In most states, medical malpractice extends all the way to the dilettante medical student who is getting hands-on experience for the first time in the clinical setting. It is true that you are likely to be covered by the malpractice liability generally bought for you by your medical school [1]. But there is a chance that a plaintiff will sue you personally for a judgment that exceeds the malpractice insurance coverage. You may, however, like to hear that the Arizona Legislature recently passed a law shielding medical students from malpractice suits [2]. The rationale being that medical malpractice cases drive up health care costs and steer money away from education since universities are forced to deal with costly litigation.

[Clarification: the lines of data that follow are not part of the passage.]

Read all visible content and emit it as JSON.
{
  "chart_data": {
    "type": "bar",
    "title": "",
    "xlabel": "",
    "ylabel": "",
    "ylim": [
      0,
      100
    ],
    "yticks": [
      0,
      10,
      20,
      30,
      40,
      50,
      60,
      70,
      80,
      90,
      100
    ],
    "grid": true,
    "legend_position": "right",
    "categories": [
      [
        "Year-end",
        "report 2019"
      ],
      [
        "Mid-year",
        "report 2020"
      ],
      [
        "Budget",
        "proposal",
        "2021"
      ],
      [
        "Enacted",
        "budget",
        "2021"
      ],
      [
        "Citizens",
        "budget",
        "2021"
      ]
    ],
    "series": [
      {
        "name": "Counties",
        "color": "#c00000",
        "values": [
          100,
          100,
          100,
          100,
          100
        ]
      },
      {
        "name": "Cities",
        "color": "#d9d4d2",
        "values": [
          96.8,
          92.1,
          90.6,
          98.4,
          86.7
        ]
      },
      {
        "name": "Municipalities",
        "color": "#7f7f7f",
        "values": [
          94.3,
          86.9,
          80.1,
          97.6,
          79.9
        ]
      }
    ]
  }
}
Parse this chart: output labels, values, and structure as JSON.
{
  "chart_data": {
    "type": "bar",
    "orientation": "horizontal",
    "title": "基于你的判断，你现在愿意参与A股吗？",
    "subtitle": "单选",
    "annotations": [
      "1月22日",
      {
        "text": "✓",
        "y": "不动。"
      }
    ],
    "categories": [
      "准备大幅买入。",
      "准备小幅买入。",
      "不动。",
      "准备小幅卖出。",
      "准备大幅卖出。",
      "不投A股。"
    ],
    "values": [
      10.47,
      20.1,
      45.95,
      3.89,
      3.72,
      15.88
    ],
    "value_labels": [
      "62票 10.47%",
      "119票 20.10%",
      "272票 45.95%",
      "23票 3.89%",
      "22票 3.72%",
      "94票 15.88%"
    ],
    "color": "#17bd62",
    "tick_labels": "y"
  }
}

There is also a fear that medical students would be unwilling to apply for residency or permanent physician positions in the state which enabled the blemish of malpractice on their record [3, 4] Some opponents of the bill argued that the law would leave medical students careless in their actions [4]. However, the law still leaves an avenue open for extreme cases of negligence. Under the new law in Arizona, a medical student can only be sued if the patient can provide clear and convincing evidence that the student acted in gross negligence [2]. In a nutshell, gross negligence is when the act deviates far from negligence of a reasonable person, usually stemming from intentional or willful indifference [5]. Medical students with behavior of such magnitude, of course, should reevaluate their motivation for the profession which they are about to enter or be willing to pay the consequences. Medical students and physicians should advocate other states to follow suit and pass a law similar to the one passed by the Arizona Legislature. Shielding from lawsuits looming over the shoulders of medical students will allow them to remain focused on learning the practice of healing, while still being cognizant of what could go wrong once they receive their licenses.

REFERENCES

Council on Medical Education Report 9, A-10, American Medical Association, Available at: http://www.ama-assn.org/resources/doc/council-on-med-ed/cme-rep9-a10.pdf (Accessed September 22, 2011)
2. Arizona Revised Statutes §§ 12-564 (2011).
3. Fischer H. Bill: Medical students not liable for malpractice. Arizona Daily Sun. February 20, 2011.
4. Puerto L. Bill to exempt medical students from liability. Arizona Capital Times. March 14, 2011.
5. Thornton RG. Malice/gross negligence. Proc (Bayl Univ Med Cent). 2006 Oct; 19(4):417-8.